Since slaves are loaded as shared libraries, but constitute standalone programs, their code framework looks a bit different from normal shared library plugins. The function which is called to start the slave is called kdemain(). This function does some initializations and then goes into an event loop and waits for requests by the application using it. This looks as follows:
extern "C" { int kdemain(int argc, char **argv); } int kdemain(int argc, char **argv) { KLocale::setMainCatalogue("kdelibs"); KInstance instance("kio_ftp"); (void) KGlobal::locale(); if (argc != 4) { fprintf(stderr, "Usage: kio_ftp protocol " "domain-socket1 domain-socket2\n"); exit(-1); } FtpSlave slave(argv[2], argv[3]); slave.dispatchLoop(); return 0; } |
Additionally, there are reimplementable functions not listed in the .protocol file. For these operations, KIO automatically determines whether they are supported or not (i.e. the default implementation returns an error).
All these implementation should end with one of two calls: If the operation was successful, they should call finished(). If an error has occured, error() should be called with an error code as first argument and a string in the second. Possible error codes are listed as enum KIO::Error.
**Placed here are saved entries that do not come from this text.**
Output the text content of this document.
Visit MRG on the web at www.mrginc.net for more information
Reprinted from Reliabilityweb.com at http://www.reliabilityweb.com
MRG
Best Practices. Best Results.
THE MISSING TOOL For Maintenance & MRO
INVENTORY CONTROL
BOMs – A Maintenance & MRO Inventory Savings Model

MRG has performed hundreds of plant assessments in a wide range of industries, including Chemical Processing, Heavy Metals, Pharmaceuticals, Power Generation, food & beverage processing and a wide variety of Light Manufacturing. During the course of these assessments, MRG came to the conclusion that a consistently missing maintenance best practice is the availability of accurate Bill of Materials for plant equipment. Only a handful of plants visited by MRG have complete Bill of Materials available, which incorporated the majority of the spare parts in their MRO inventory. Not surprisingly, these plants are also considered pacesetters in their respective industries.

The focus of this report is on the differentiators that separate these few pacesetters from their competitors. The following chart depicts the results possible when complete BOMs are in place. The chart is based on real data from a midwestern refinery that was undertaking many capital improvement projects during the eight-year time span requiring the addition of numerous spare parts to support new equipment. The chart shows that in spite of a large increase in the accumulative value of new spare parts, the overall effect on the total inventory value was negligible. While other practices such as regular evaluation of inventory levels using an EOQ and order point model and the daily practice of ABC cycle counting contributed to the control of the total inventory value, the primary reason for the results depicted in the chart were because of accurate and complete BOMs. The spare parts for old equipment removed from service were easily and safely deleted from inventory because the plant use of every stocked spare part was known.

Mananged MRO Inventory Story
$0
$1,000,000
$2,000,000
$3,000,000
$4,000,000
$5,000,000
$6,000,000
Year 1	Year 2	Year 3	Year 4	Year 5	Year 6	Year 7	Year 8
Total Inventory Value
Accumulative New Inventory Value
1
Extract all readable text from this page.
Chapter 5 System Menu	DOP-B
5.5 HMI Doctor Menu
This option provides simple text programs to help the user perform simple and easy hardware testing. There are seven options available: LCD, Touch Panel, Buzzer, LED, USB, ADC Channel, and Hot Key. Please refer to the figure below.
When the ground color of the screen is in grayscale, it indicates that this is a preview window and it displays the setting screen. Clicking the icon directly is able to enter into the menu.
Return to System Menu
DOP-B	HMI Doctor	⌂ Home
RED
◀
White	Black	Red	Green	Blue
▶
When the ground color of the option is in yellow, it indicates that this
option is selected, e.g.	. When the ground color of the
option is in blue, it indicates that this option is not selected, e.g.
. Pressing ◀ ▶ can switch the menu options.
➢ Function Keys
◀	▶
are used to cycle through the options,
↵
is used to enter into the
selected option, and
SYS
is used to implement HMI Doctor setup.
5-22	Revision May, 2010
The second argument is usually the URL in question. It is used e.g. in KIO::Job::showErrorDialog() in order to parametrize the human-readable error message.
For slaves that correspond to network protocols, it might be interesting to reimplement the method SlaveBase::setHost(). This is called to tell the slave process about the host and port, and the user name and password to log in. In general, meta data set by the application can be queried by SlaveBase::metaData(). You can check for the existence of meta data of a certain key with SlaveBase::hasMetaData().